Лейтенант зло, не скрывая своей злобы, а, напротив, подчеркивая ее, смотрел на Женьку. Женька бледнел, но бледнел постепенно, а не мигом, как Ксения Андреевна.

— Так, — сказал лейтенант. — Так. В комендатуру. К коменданту. Нет, только он.

Комендант — тоже три, как у Женькиного отца, шпалы — едва поднял голову.

— Вот, товарищ подполковник, без документов.

Комендант вздохнул.

— Все?

— На подводе приехал. Говорит, из Одессы.

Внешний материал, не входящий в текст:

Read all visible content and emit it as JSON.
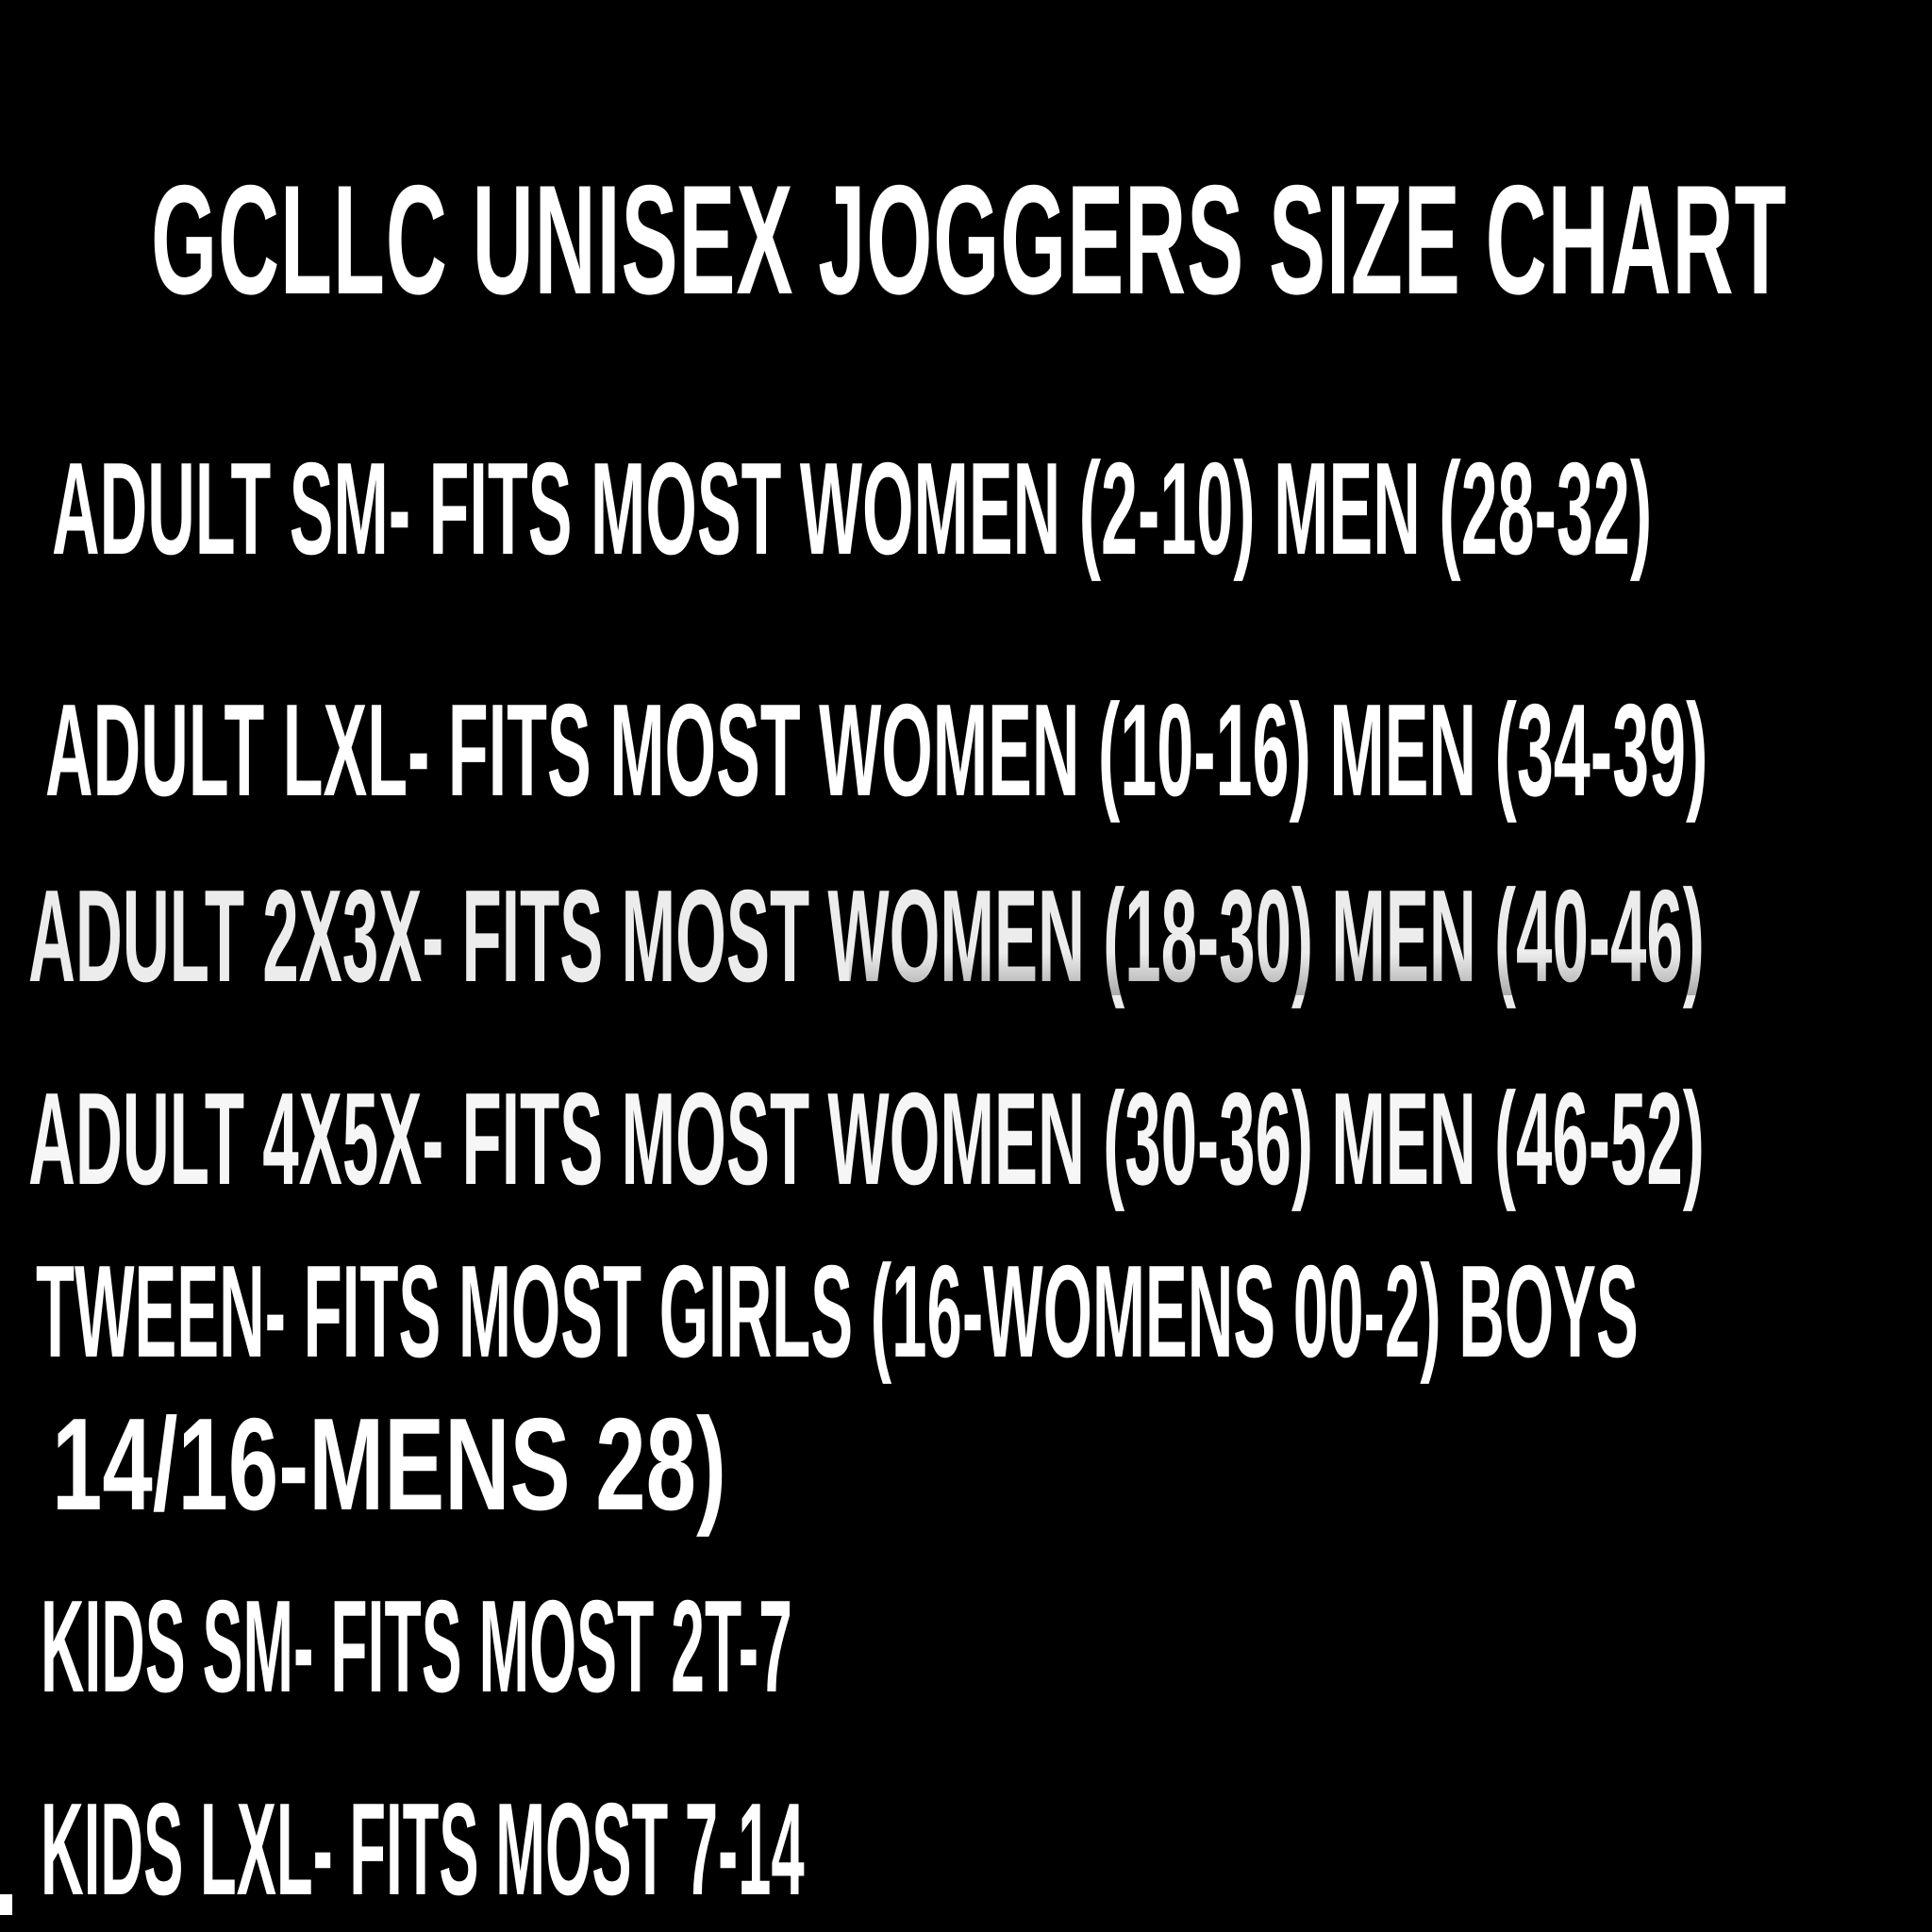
{
  "page": {
    "background_color": "#000000",
    "text_color": "#ffffff"
  },
  "title": "GCLLC UNISEX JOGGERS SIZE CHART",
  "size_chart": {
    "lines": [
      "ADULT SM- FITS MOST WOMEN (2-10) MEN (28-32)",
      "ADULT LXL- FITS MOST WOMEN (10-16) MEN (34-39)",
      "ADULT 2X3X- FITS MOST WOMEN (18-30) MEN (40-46)",
      "ADULT 4X5X- FITS MOST WOMEN (30-36) MEN (46-52)",
      "TWEEN- FITS MOST GIRLS (16-WOMENS 00-2) BOYS",
      "14/16-MENS 28)",
      "KIDS SM- FITS MOST 2T-7",
      "KIDS LXL- FITS MOST 7-14"
    ]
  }
}
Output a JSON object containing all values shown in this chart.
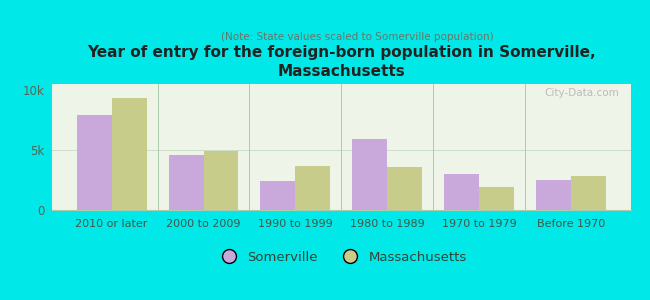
{
  "title": "Year of entry for the foreign-born population in Somerville,\nMassachusetts",
  "subtitle": "(Note: State values scaled to Somerville population)",
  "categories": [
    "2010 or later",
    "2000 to 2009",
    "1990 to 1999",
    "1980 to 1989",
    "1970 to 1979",
    "Before 1970"
  ],
  "somerville_values": [
    7900,
    4600,
    2400,
    5900,
    3000,
    2500
  ],
  "massachusetts_values": [
    9300,
    4900,
    3700,
    3600,
    1900,
    2800
  ],
  "somerville_color": "#c9a8dc",
  "massachusetts_color": "#c8cc8a",
  "background_color": "#00e8e8",
  "plot_bg_color": "#eef5e8",
  "yticks": [
    0,
    5000,
    10000
  ],
  "ytick_labels": [
    "0",
    "5k",
    "10k"
  ],
  "ylim": [
    0,
    10500
  ],
  "bar_width": 0.38,
  "watermark": "City-Data.com",
  "legend_somerville": "Somerville",
  "legend_massachusetts": "Massachusetts",
  "divider_color": "#aaccaa",
  "spine_color": "#aaccaa"
}
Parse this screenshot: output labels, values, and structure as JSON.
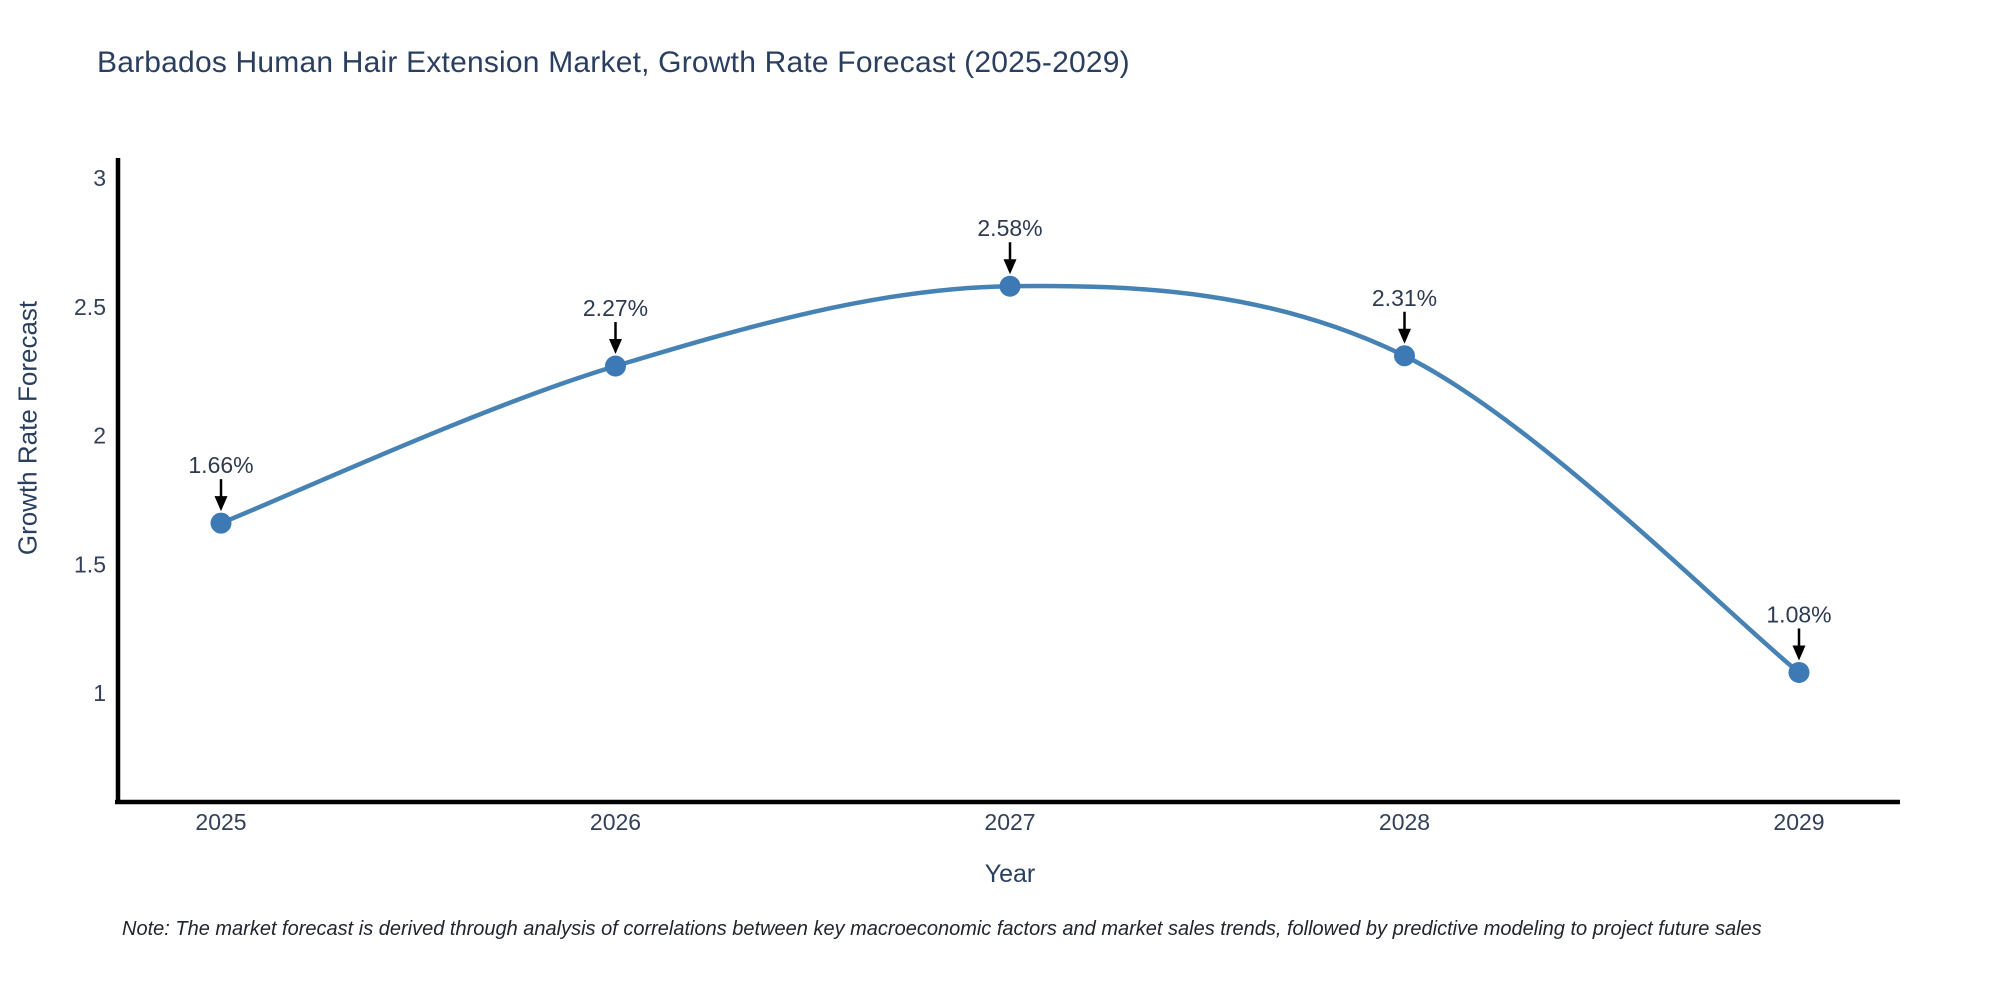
{
  "title": "Barbados Human Hair Extension Market, Growth Rate Forecast (2025-2029)",
  "note": "Note: The market forecast is derived through analysis of correlations between key macroeconomic factors and market sales trends, followed by predictive modeling to project future sales",
  "chart_data": {
    "type": "line",
    "line_shape": "spline",
    "title": "Barbados Human Hair Extension Market, Growth Rate Forecast (2025-2029)",
    "xlabel": "Year",
    "ylabel": "Growth Rate Forecast",
    "x": [
      "2025",
      "2026",
      "2027",
      "2028",
      "2029"
    ],
    "values": [
      1.66,
      2.27,
      2.58,
      2.31,
      1.08
    ],
    "point_labels": [
      "1.66%",
      "2.27%",
      "2.58%",
      "2.31%",
      "1.08%"
    ],
    "yticks": [
      1,
      1.5,
      2,
      2.5,
      3
    ],
    "ylim": [
      0.577,
      3.078
    ],
    "grid": false,
    "legend": "none",
    "annotations": "value labels with downward arrows above each point",
    "colors": {
      "line": "#4682b4",
      "marker": "#3d79b5",
      "arrow": "#000000",
      "axis": "#000000",
      "tick_text": "#33405a",
      "title_text": "#2a3f5f"
    }
  }
}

Комендант еще раз вздохнул, мельком глянул на Женьку и очень тихо, очень спокойно сказал:

— А зачем, лейтенант, ему документы? Дезертиры, лейтенант, они всегда без документов. Дезертир, — повторил комендант, — обязательно без документов. Вы сделали большое дело, лейтенант. Большое дело.

Лейтенант покраснел, и глаза у него покраснели.

— Разрешите идти, товарищ подполковник!

Лейтенант не просил разрешения, лейтенант требовал: разрешите идти! И смотрел на коменданта зло и вызывающе, как раньше смотрел на Женьку.

Когда лейтенант вышел, подполковник обнял Женьку, крепко, до боли в ребрах, обнял.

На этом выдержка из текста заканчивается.